Gatorland
A pair of alligators circle around an orange hot dog and chomp at the limp meat. I know they’re not crocodiles because of their wide, U-shaped snouts. The bait sinks to the swamp floor, and the reptiles look up for more, waiting; but that was the last wiener. I wasn’t expecting them to miss. I backtrack to the snack shack. The ribbon of path is raised above the man-made swamp, and the wooden walkway extends across the dark water. The planks creak and the gator pit reeks of decaying moss and Cypress trees. The counter girl has a huge hickey on her neck and a chin full of pimples. When she smiles, I expect one of them to burst. She says, “That’s four dollars,” and hands me a small, waxy dish.

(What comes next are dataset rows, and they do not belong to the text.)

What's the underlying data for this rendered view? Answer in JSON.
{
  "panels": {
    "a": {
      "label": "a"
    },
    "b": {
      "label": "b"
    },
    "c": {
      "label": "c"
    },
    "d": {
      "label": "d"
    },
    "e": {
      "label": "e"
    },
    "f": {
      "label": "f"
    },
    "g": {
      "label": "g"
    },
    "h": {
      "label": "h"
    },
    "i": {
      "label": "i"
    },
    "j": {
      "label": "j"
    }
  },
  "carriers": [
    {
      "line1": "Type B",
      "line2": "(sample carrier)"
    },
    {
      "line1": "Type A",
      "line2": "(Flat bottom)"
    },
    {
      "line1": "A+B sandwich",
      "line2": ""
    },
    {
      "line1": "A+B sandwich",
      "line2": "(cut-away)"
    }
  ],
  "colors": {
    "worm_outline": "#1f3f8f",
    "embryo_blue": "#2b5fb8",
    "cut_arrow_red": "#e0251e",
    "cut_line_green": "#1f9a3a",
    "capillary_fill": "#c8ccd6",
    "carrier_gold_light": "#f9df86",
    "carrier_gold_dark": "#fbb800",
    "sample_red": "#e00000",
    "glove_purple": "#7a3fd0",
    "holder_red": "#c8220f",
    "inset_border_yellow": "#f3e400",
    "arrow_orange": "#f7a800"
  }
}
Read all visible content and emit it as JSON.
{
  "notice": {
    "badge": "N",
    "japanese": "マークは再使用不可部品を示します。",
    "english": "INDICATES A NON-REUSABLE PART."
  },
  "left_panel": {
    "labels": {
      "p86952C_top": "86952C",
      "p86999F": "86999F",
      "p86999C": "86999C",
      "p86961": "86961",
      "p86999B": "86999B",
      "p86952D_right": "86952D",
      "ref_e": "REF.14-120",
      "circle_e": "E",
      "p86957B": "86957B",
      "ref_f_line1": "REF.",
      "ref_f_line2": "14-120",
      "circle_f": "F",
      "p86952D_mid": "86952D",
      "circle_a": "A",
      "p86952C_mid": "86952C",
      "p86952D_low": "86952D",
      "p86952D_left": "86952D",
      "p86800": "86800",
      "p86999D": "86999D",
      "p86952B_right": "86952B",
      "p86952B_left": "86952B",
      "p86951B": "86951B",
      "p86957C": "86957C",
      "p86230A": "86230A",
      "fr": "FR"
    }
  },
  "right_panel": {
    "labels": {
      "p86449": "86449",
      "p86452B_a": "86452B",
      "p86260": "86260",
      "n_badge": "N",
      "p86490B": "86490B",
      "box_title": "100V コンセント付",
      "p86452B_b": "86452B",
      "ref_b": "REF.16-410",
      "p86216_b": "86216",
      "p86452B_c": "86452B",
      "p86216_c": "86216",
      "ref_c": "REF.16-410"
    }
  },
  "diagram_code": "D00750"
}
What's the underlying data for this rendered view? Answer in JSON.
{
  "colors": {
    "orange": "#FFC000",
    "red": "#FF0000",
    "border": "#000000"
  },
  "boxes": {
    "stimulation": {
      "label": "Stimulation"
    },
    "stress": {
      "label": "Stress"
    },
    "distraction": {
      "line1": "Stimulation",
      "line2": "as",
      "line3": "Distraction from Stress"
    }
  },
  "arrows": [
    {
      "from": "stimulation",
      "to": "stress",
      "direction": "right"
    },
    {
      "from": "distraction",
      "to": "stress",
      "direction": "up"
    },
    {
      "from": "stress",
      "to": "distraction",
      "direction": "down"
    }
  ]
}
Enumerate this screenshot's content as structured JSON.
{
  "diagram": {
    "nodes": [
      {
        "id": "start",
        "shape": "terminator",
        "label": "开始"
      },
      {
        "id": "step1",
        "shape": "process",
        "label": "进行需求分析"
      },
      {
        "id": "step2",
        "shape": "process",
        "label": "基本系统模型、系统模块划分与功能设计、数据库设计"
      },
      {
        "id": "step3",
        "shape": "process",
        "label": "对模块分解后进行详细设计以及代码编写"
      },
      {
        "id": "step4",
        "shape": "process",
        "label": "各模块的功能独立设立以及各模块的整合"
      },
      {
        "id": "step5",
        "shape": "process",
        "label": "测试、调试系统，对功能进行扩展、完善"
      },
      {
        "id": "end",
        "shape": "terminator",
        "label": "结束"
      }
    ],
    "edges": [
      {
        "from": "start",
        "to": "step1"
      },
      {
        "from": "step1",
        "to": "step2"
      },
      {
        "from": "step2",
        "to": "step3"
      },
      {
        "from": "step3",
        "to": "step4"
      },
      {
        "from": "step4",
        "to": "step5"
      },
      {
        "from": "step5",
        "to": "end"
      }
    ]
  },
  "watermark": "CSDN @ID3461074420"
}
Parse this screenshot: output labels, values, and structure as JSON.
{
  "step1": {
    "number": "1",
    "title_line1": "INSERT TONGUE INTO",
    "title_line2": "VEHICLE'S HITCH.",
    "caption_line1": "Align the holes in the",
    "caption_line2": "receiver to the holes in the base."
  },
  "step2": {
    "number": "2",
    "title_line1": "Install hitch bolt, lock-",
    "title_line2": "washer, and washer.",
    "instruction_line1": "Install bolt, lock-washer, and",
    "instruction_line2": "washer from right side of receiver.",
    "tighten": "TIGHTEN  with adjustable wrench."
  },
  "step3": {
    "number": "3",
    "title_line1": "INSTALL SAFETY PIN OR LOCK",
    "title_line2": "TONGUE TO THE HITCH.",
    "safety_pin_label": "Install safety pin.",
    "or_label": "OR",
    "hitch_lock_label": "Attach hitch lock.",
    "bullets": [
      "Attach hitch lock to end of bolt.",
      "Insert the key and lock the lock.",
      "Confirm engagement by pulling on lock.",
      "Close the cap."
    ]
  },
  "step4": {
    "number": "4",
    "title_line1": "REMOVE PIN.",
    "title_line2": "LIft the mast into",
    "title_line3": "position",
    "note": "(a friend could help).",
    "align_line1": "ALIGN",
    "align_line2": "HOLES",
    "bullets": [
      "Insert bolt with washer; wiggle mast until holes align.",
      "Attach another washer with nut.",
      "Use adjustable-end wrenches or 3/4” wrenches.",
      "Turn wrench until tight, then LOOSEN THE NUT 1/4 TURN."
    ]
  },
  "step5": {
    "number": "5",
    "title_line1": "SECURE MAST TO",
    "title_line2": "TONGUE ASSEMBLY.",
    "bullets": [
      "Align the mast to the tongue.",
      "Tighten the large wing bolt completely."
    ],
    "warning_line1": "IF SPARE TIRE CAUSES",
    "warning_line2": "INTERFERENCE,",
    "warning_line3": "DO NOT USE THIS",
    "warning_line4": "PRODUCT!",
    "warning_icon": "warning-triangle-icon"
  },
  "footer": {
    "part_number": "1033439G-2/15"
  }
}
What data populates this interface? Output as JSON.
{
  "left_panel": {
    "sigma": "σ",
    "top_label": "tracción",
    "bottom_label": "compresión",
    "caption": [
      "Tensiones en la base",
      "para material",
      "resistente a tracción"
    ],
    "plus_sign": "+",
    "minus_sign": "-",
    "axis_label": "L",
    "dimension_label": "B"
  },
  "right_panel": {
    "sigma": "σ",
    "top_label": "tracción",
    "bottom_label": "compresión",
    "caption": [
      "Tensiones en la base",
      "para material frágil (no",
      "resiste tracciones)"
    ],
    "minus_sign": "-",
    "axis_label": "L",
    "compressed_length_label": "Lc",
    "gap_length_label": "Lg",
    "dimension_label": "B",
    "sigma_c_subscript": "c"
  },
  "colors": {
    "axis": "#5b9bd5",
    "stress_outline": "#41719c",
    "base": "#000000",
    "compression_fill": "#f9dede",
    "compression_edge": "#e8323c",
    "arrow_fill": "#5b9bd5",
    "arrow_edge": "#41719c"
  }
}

I return to the same spot and now there’s only one alligator. He’s about ten feet long. He floats on the surface, the waterline tickling his nostrils, half-dunked like a submarine. This is Gatorland, a roadside attraction, and I’ve wandered to the tail end of the breeding marsh, past Parrot Playground and the Mold-a-Rama machine. If the raised path were to fall, I’d be swimming with hundreds of alligators. Even though they can go two years without eating, I know I’d be an instant meal. With brains the size of three olives, they wouldn’t stop to think.
Right now, though, it’s just this old bull and me, sweating in the Florida heat.
When staring down a swamp monster, you can’t help but think about its quirks and ancient oddities. Crocodilia are the last survivors of the great age of reptiles. That’s 200 million years ago, starting sometime in the Mesozoic era. Here I am, dangling my arm above an alligator that’s been around longer than any tourist. I can barely reach over the five-foot wall composed of knotty boards and woven steel. It’s the only barrier between the alligator and me. If I scale up the posts, I can reach over and take a closer look. I push against the chicken wire and the metal snaps back and pinches my breast. The pain reminds me of the rumor that an alligator bit off Lorne Greene’s nipple while he hosted his show Last of the Wild.
An alligator will attack if it feels its habitat is being threatened. I’m not worried. These hot dogs are made of chicken and turkey, not pig lips and ass. And I have no interest in destroying its nest. I just want to pet it, even though I know the beast would mangle my arm in an instant, but maybe that’s what’s supposed to be.
Last night I had a dream that I was sitting in a cavern with Junot Díaz. We were in white t-shirts, sitting on boulders around a cavemannish slab. My right sleeve was flat against my side because my arm was missing. Junot slammed his fist down on the crude rock table.
“You gotta look for it,” he said, shaking his head and sipping muddy water from a cobbled cup. “It’s right there,” he said and walked over to a fourteen-foot alligator lying, belly up, on a stone altar. He stood in front of the beast and pointed.
“There, man.”
“What?”
“There it is.”
He picked up a sharp knife and stabbed into the pretty yellow scales. The handle stood straight up like a candle on a cake.
“You gotta do it,” he said and motioned for me to come over. “Cut it.”
I dragged the knife through the pale belly, cutting through thick, slimy hide. Together, we spread open the pulpy flesh. Along with a few tin cans and a plastic bag from a loaf of Wonder Bread, there was my arm. Its fingers moved, squirming out of the sinewy mess, and reached for me.
“It’s your arm,” Junot said. He pushed it into my shoulder, twisting it around like a Barbie doll’s limb. “You just needed to find it.”
I touch my shoulders. I want to make sure that I’m not experiencing a lack of phantom pain and that my arms are still intact, ready to write stories about boys like Butch Davey who lost his dog, Brownie, to a hungry alligator; or worse yet, about men like Harrel Franklin Braddy who dropped a helpless five-year-old girl into the Florida Everglades. I look below and dump all of the hot dogs, rippling the water. Heavy jaws snap down and devour the dainty treats in one hulking swallow.